Research from Harvard Business School and The Kellogg School of Management backs this up: simply sitting near a top performer can lift a colleague’s productivity by around 15%. Talent, it turns out, is contagious.

Understand the dangers of hiring for comfort
One of the most common hiring mistakes I see is confusing “culture fit” with comfort. Leaders often justify hires with lines like:

+ I just liked them.
+ They remind me of someone I worked with.
+ We’ve had this role open for too long.

Those are shortcuts. And they lower the bar.

The better question is: Will this person raise the performance of everyone around them?

When I interview, I imagine the candidate as a stock. Would I invest in them, knowing their trajectory will compound over time? If the answer isn’t an unequivocal yes, it’s a no.

Build a company of outliers
Exceptional companies don’t operate on a bell curve. They don’t settle for average. They look for outliers—the people who reset what’s possible.

David Ogilvy said it perfectly: “If each of us hires people smaller than we are, we shall become a company of dwarfs. But if each of us hires people bigger than we are, we shall become a company of giants.”

At Scopely, every leader is responsible for guarding that principle. Hiring isn’t a process run by HR; it’s a responsibility to the future of the team.

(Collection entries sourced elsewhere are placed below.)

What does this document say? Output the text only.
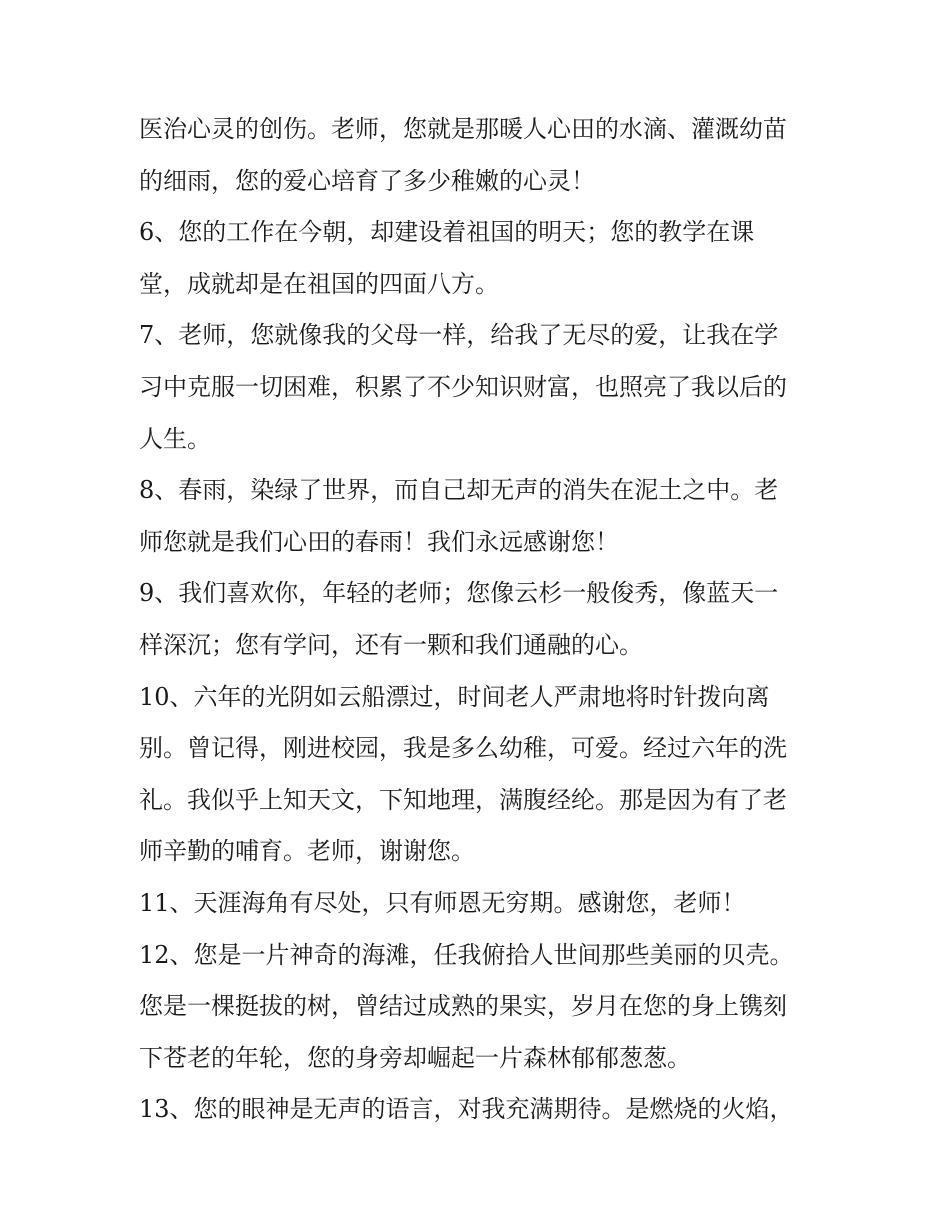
医治心灵的创伤。老师，您就是那暖人心田的水滴、灌溉幼苗
的细雨，您的爱心培育了多少稚嫩的心灵！
6、您的工作在今朝，却建设着祖国的明天；您的教学在课
堂，成就却是在祖国的四面八方。
7、老师，您就像我的父母一样，给我了无尽的爱，让我在学
习中克服一切困难，积累了不少知识财富，也照亮了我以后的
人生。
8、春雨，染绿了世界，而自己却无声的消失在泥土之中。老
师您就是我们心田的春雨！我们永远感谢您！
9、我们喜欢你，年轻的老师；您像云杉一般俊秀，像蓝天一
样深沉；您有学问，还有一颗和我们通融的心。
10、六年的光阴如云船漂过，时间老人严肃地将时针拨向离
别。曾记得，刚进校园，我是多么幼稚，可爱。经过六年的洗
礼。我似乎上知天文，下知地理，满腹经纶。那是因为有了老
师辛勤的哺育。老师，谢谢您。
11、天涯海角有尽处，只有师恩无穷期。感谢您，老师！
12、您是一片神奇的海滩，任我俯拾人世间那些美丽的贝壳。
您是一棵挺拔的树，曾结过成熟的果实，岁月在您的身上镌刻
下苍老的年轮，您的身旁却崛起一片森林郁郁葱葱。
13、您的眼神是无声的语言，对我充满期待。是燃烧的火焰，
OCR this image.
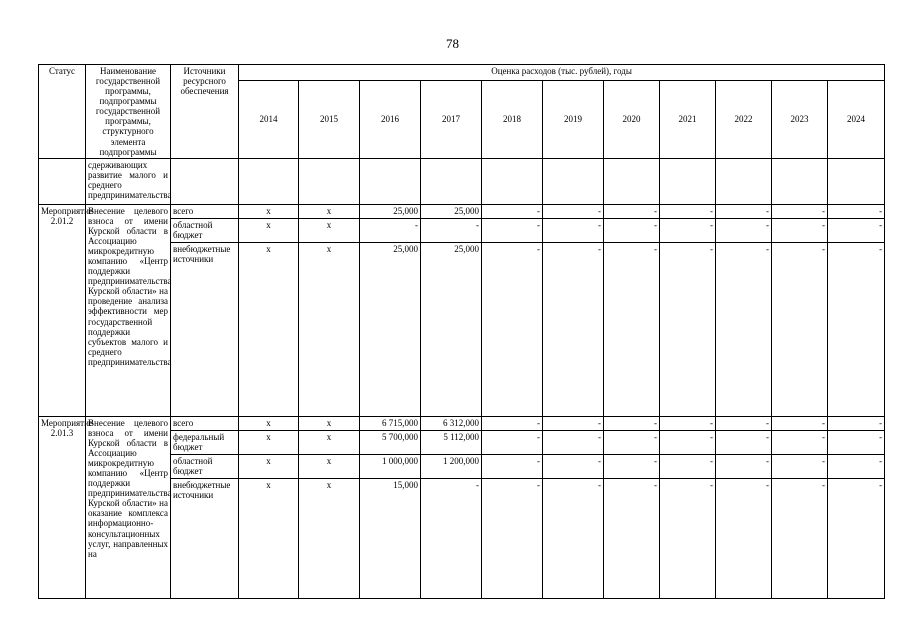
78
Статус	Наименование государственной программы, подпрограммы государственной программы, структурного элемента подпрограммы	Источники ресурсного обеспечения	Оценка расходов (тыс. рублей), годы										
			2014	2015	2016	2017	2018	2019	2020	2021	2022	2023	2024
	сдерживающих развитие малого и среднего предпринимательства												
Мероприятие 2.01.2	Внесение целевого взноса от имени Курской области в Ассоциацию микрокредитную компанию «Центр поддержки предпринимательства Курской области» на проведение анализа эффективности мер государственной поддержки субъектов малого и среднего предпринимательства	всего	х	х	25,000	25,000	-	-	-	-	-	-	-
		областной бюджет	х	х	-	-	-	-	-	-	-	-	-
		внебюджетные источники	х	х	25,000	25,000	-	-	-	-	-	-	-
Мероприятие 2.01.3	Внесение целевого взноса от имени Курской области в Ассоциацию микрокредитную компанию «Центр поддержки предпринимательства Курской области» на оказание комплекса информационно-консультационных услуг, направленных на	всего	х	х	6 715,000	6 312,000	-	-	-	-	-	-	-
		федеральный бюджет	х	х	5 700,000	5 112,000	-	-	-	-	-	-	-
		областной бюджет	х	х	1 000,000	1 200,000	-	-	-	-	-	-	-
		внебюджетные источники	х	х	15,000	-	-	-	-	-	-	-	-
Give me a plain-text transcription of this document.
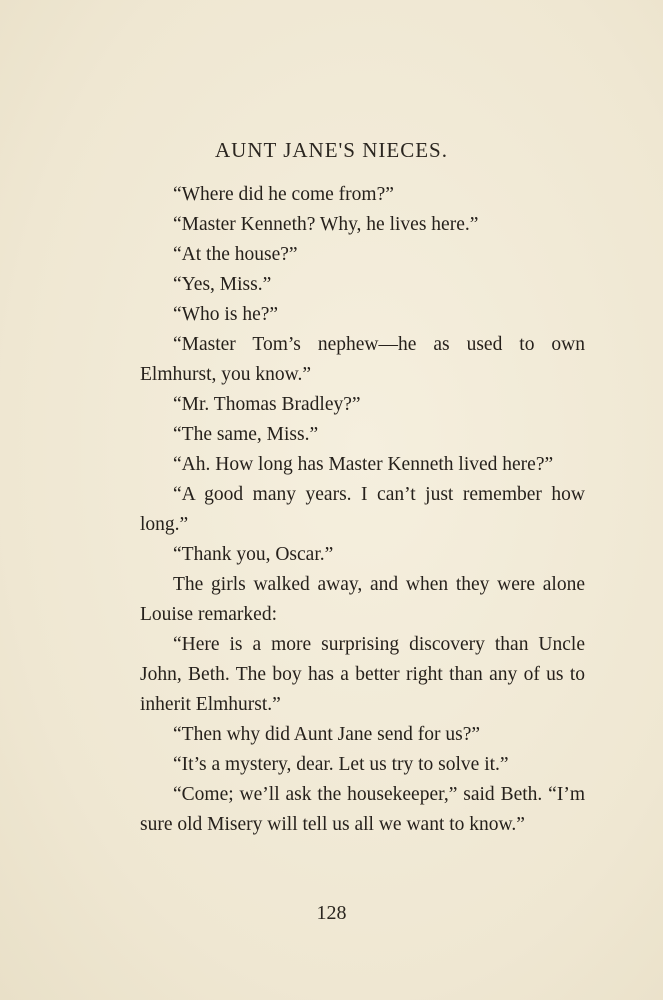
AUNT JANE'S NIECES.

“Where did he come from?”

“Master Kenneth? Why, he lives here.”

“At the house?”

“Yes, Miss.”

“Who is he?”

“Master Tom’s nephew—he as used to own Elmhurst, you know.”

“Mr. Thomas Bradley?”

“The same, Miss.”

“Ah. How long has Master Kenneth lived here?”

“A good many years. I can’t just remember how long.”

“Thank you, Oscar.”

The girls walked away, and when they were alone Louise remarked:

“Here is a more surprising discovery than Uncle John, Beth. The boy has a better right than any of us to inherit Elmhurst.”

“Then why did Aunt Jane send for us?”

“It’s a mystery, dear. Let us try to solve it.”

“Come; we’ll ask the housekeeper,” said Beth. “I’m sure old Misery will tell us all we want to know.”

128
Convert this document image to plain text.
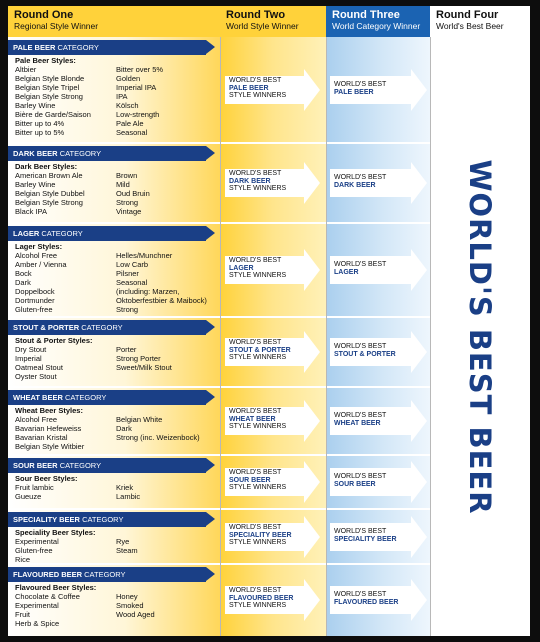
Round One
Regional Style Winner
Round Two
World Style Winner
Round Three
World Category Winner
Round Four
World's Best Beer
PALE BEER CATEGORY
Pale Beer Styles:
Altbier
Belgian Style Blonde
Belgian Style Tripel
Belgian Style Strong
Barley Wine
Bière de Garde/Saison
Bitter up to 4%
Bitter up to 5%
Bitter over 5%
Golden
Imperial IPA
IPA
Kölsch
Low-strength
Pale Ale
Seasonal
WORLD'S BEST
PALE BEER
STYLE WINNERS
WORLD'S BEST
PALE BEER
DARK BEER CATEGORY
Dark Beer Styles:
American Brown Ale
Barley Wine
Belgian Style Dubbel
Belgian Style Strong
Black IPA
Brown
Mild
Oud Bruin
Strong
Vintage
WORLD'S BEST
DARK BEER
STYLE WINNERS
WORLD'S BEST
DARK BEER
LAGER CATEGORY
Lager Styles:
Alcohol Free
Amber / Vienna
Bock
Dark
Doppelbock
Dortmunder
Gluten-free
Helles/Munchner
Low Carb
Pilsner
Seasonal
(including: Marzen,
Oktoberfestbier & Maibock)
Strong
WORLD'S BEST
LAGER
STYLE WINNERS
WORLD'S BEST
LAGER
STOUT & PORTER CATEGORY
Stout & Porter Styles:
Dry Stout
Imperial
Oatmeal Stout
Oyster Stout
Porter
Strong Porter
Sweet/Milk Stout
WORLD'S BEST
STOUT & PORTER
STYLE WINNERS
WORLD'S BEST
STOUT & PORTER
WHEAT BEER CATEGORY
Wheat Beer Styles:
Alcohol Free
Bavarian Hefeweiss
Bavarian Kristal
Belgian Style Witbier
Belgian White
Dark
Strong (inc. Weizenbock)
WORLD'S BEST
WHEAT BEER
STYLE WINNERS
WORLD'S BEST
WHEAT BEER
SOUR BEER CATEGORY
Sour Beer Styles:
Fruit lambic
Gueuze
Kriek
Lambic
WORLD'S BEST
SOUR BEER
STYLE WINNERS
WORLD'S BEST
SOUR BEER
SPECIALITY BEER CATEGORY
Speciality Beer Styles:
Experimental
Gluten-free
Rice
Rye
Steam
WORLD'S BEST
SPECIALITY BEER
STYLE WINNERS
WORLD'S BEST
SPECIALITY BEER
FLAVOURED BEER CATEGORY
Flavoured Beer Styles:
Chocolate & Coffee
Experimental
Fruit
Herb & Spice
Honey
Smoked
Wood Aged
WORLD'S BEST
FLAVOURED BEER
STYLE WINNERS
WORLD'S BEST
FLAVOURED BEER
WORLD'S BEST BEER
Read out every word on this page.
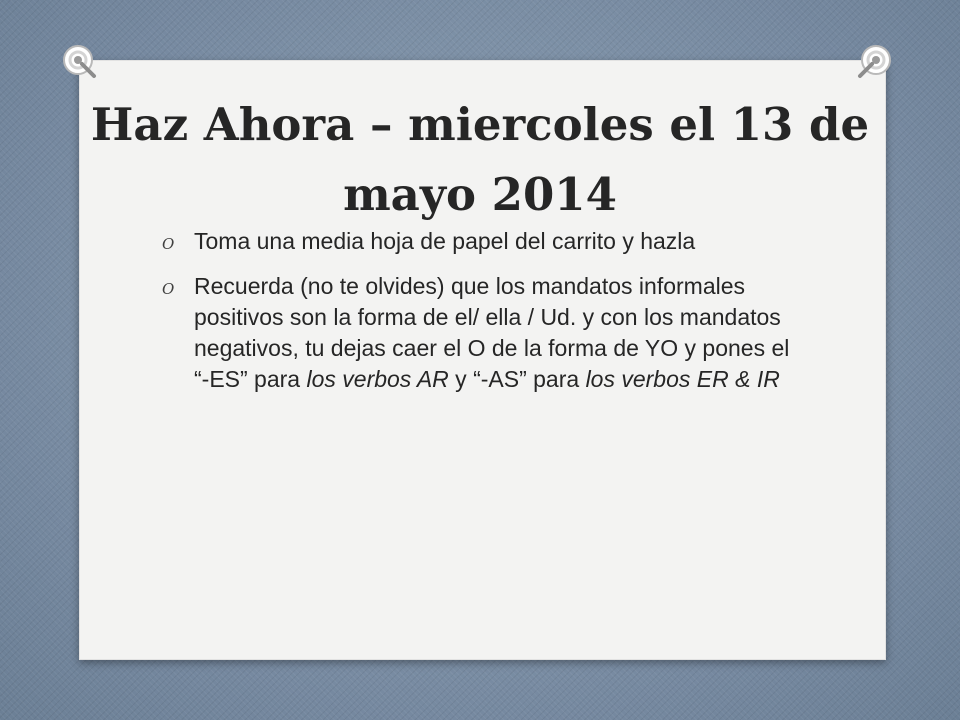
Haz Ahora – miercoles el 13 de
mayo 2014
O Toma una media hoja de papel del carrito y hazla
O Recuerda (no te olvides) que los mandatos informales positivos son la forma de el/ ella / Ud. y con los mandatos negativos, tu dejas caer el O de la forma de YO y pones el “-ES” para los verbos AR y “-AS” para los verbos ER & IR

Embrace an alchemist mindset
That responsibility doesn’t end when the offer letter is signed. The best leaders I know treat talent as a living strategy, not a one-time decision by:

+ Constantly scouting for exceptional people—inside and outside the company.
+ Keeping a running bench of talent for the future, not just today.
+ Treating every conversation as a chance to discover someone who could change the business.

In other words, leaders have to be alchemists: turning potential into lasting impact.

Relentlessly raise the bar
I firmly believe that the companies that will win the next decade won’t be the ones with the flashiest strategies or the deepest pockets. They’ll be the ones with the courage to raise the bar by hiring, developing, and empowering exceptional people. They’ll be the companies that build around people, not products.

That’s the mindset we’ve committed to at Scopely. And it’s the mindset any company will need if it wants to thrive in the future.